At the dedication ceremony, the mayor and an official representative of the organization of German Jews addressed the assembled people and I said a few words, too, and the local orchestra framed the proceedings with well-chosen selections of classical music.

My contacts with the town had become very close, and I was not surprised when, two years later, the mayor asked me to come once more as the guest of the town, to be the main speaker on November 10th, 1988, on the occasion of the 50th anniversary of the Kristallnacht. While I had spoken only briefly at the dedication of the Synagogenplatz, I felt that I should use this opportunity to reflect more coherently and at some length about the significance of this anniversary, and perhaps also, in a small way, discharge my debt as a survivor, and lift some of the burden that I, like most survivors of the Holocaust, have been carrying.

This year has been the first in a long time that I did not go to Europe.
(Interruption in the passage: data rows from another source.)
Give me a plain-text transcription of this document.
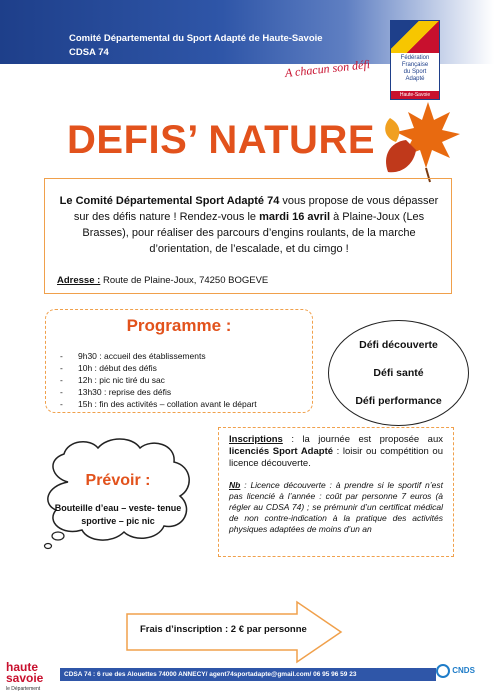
Comité Départemental du Sport Adapté de Haute-Savoie
CDSA 74	Fédération
Française
du Sport
Adapté
Haute-Savoie
A chacun son défi
DEFIS’ NATURE

Le Comité Départemental Sport Adapté 74 vous propose de vous dépasser sur des défis nature ! Rendez-vous le mardi 16 avril à Plaine-Joux (Les Brasses), pour réaliser des parcours d’engins roulants, de la marche d’orientation, de l’escalade, et du cimgo !

Adresse : Route de Plaine-Joux, 74250 BOGEVE
Programme :
- 9h30 : accueil des établissements
- 10h : début des défis
- 12h : pic nic tiré du sac
- 13h30 : reprise des défis
- 15h : fin des activités – collation avant le départ
Défi découverte
Défi santé
Défi performance
Prévoir :
Bouteille d’eau – veste- tenue sportive – pic nic
Inscriptions : la journée est proposée aux licenciés Sport Adapté : loisir ou compétition ou licence découverte.
Nb : Licence découverte : à prendre si le sportif n’est pas licencié à l’année : coût par personne 7 euros (à régler au CDSA 74) ; se prémunir d’un certificat médical de non contre-indication à la pratique des activités physiques adaptées de moins d’un an
Frais d’inscription : 2 € par personne
haute
savoie
le Département
CDSA 74 : 6 rue des Alouettes 74000 ANNECY/ agent74sportadapte@gmail.com/ 06 95 96 59 23	CNDS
Needless to say, my previous trips had other, less private, and more professional reasons. Travel, however, is becoming more burdensome and I am less and less willing to sacrifice my domestic routines to the excitements of distant places and foreign contacts, no matter how rewarding. As far as Germany is concerned, I am also following with some apprehension the political developments there. I have the assurance of the current mayor of Mosbach, (the third in office since I began to promote the plan), that none of the new rightist trends have been noticed in my home town, and the Synagogenplatz is still, what it has been now for eight years, a fixed part of the tour of the old town, which with its many half-timber houses has actually become a well-known tourist attraction. Yet we all know that there have been signs of a revival of the vicious ideology that was responsible for the destruction of Jewish life in Germany, and the death of a great majority of German Jews. Memorials of all kinds have been established in many other towns, and as far as I can see, the awareness of the horror of the Holocaust has become greater in the younger generation; the older ones tended to suppress the thought. Of our old house in Mosbach only the rear section still stands, though much modified. The front part was torn down and replaced by what even the town's architect considers an aesthetic horror. Recognizable for me is only the main door of entrance, unchanged since the days when I would enter and exit from it daily, on my way to school or to play.

 Will I ever see it again? Well, as the saying goes: time will tell.